Tumors of urinary tract
Any tumor of the urinary tract may be associated with presence of protein in urine. Another very important symptom in this case is also a discovery of blood in urine. Most commonly found tumors are urinary bladder cancer and kidney cancer.
This is obviously a rarer cause of protein in urine, but it really should not be forgotten. Multiple myeloma is a special form of cancer developing from white blood cells that produce antibodies (B-lymphocytes). Tumor cells also produce antibodies, but these are defective and non-functional. Small portions of these protein antibodies penetrate into urine and professionally they are labeled as Bence-Jones protein.
This condition emerges especially in second half of pregnancy and is also associated with high blood pressure. Its complications can endanger the life of pregnant woman and fetus. More information can be found in relevant article.

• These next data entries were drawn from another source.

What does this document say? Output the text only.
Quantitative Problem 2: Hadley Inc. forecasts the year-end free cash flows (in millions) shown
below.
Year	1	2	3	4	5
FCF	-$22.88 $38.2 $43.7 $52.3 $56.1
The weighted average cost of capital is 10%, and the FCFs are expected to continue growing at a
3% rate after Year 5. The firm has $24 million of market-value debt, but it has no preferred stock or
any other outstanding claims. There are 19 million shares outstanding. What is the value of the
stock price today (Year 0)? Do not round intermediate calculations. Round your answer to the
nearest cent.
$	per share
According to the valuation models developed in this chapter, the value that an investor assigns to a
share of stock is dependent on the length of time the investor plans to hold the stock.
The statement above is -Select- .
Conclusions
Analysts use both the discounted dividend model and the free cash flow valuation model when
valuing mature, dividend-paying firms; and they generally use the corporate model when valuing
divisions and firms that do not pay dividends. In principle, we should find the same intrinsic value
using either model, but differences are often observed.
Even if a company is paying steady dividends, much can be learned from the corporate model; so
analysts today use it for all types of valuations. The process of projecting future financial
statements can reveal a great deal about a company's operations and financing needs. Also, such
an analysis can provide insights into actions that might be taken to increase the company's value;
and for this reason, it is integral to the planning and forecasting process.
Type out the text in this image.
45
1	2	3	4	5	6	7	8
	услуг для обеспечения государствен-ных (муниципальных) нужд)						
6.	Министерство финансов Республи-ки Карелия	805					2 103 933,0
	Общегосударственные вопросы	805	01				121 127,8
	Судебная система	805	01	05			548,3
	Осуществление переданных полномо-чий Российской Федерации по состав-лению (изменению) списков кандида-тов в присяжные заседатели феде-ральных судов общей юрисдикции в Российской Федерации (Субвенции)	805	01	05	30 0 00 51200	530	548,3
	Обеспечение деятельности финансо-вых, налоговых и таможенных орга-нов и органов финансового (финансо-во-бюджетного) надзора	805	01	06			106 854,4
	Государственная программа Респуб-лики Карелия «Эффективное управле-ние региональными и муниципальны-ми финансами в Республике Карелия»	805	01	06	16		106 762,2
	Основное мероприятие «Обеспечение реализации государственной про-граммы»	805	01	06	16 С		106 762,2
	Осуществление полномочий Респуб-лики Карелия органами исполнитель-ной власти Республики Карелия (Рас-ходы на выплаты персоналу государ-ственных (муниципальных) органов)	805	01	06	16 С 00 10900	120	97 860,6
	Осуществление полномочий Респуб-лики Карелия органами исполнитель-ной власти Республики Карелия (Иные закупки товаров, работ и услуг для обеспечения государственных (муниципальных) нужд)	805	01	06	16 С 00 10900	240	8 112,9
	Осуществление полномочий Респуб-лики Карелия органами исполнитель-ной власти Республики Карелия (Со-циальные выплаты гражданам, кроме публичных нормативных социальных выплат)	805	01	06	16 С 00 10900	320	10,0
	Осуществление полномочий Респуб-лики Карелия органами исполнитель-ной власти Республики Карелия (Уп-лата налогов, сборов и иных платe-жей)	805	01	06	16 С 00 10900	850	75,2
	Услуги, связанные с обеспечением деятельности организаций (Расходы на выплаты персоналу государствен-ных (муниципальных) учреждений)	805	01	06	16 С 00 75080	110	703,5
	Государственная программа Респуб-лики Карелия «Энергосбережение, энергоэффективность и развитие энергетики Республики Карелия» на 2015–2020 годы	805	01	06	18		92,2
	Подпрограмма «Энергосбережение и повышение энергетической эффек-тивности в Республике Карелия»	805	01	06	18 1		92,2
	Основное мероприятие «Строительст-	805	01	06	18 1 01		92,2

Perhaps the only direct clinical manifestation of proteinuria is a tendency of urine to foam. Indirect symptoms appear when there is a deficiency of proteins in our body because of their excessive losses. Swelling of tissues is the main symptom. Classic swelling emerges around the eyes and also swollen lower extremities are typical. People with reduced level of blood proteins tend to be tired and they are susceptible to infections. If there is a loss of protein greater than three grams per day, it is called as nephrotic syndrome.
Diagnosis should begin with medical history and physical examination. Urinal proteins can be found by urine examination using special test strips or by more specific examination of urine sample in a biochemical laboratory. Sometimes we want to examine a sample of urine collected for 24 hours that allows us to count the protein loss in one day. Further examination depends on our suspicion – we can examine urine for bacteria, urinary tract is examinable by an X-ray (urinary stones) or by ultrasound including kidney tissue. The inside of urinary bladder may be viewed by cystoscopy. When there is a suspected primary kidney disease like glomerulonephritides, a nephrologist should treat the patient. Nephrologists have special investigative procedures that may include a kidney biopsy (i.e. a puncture of a kidney by long needle to obtain a sample for histological examination).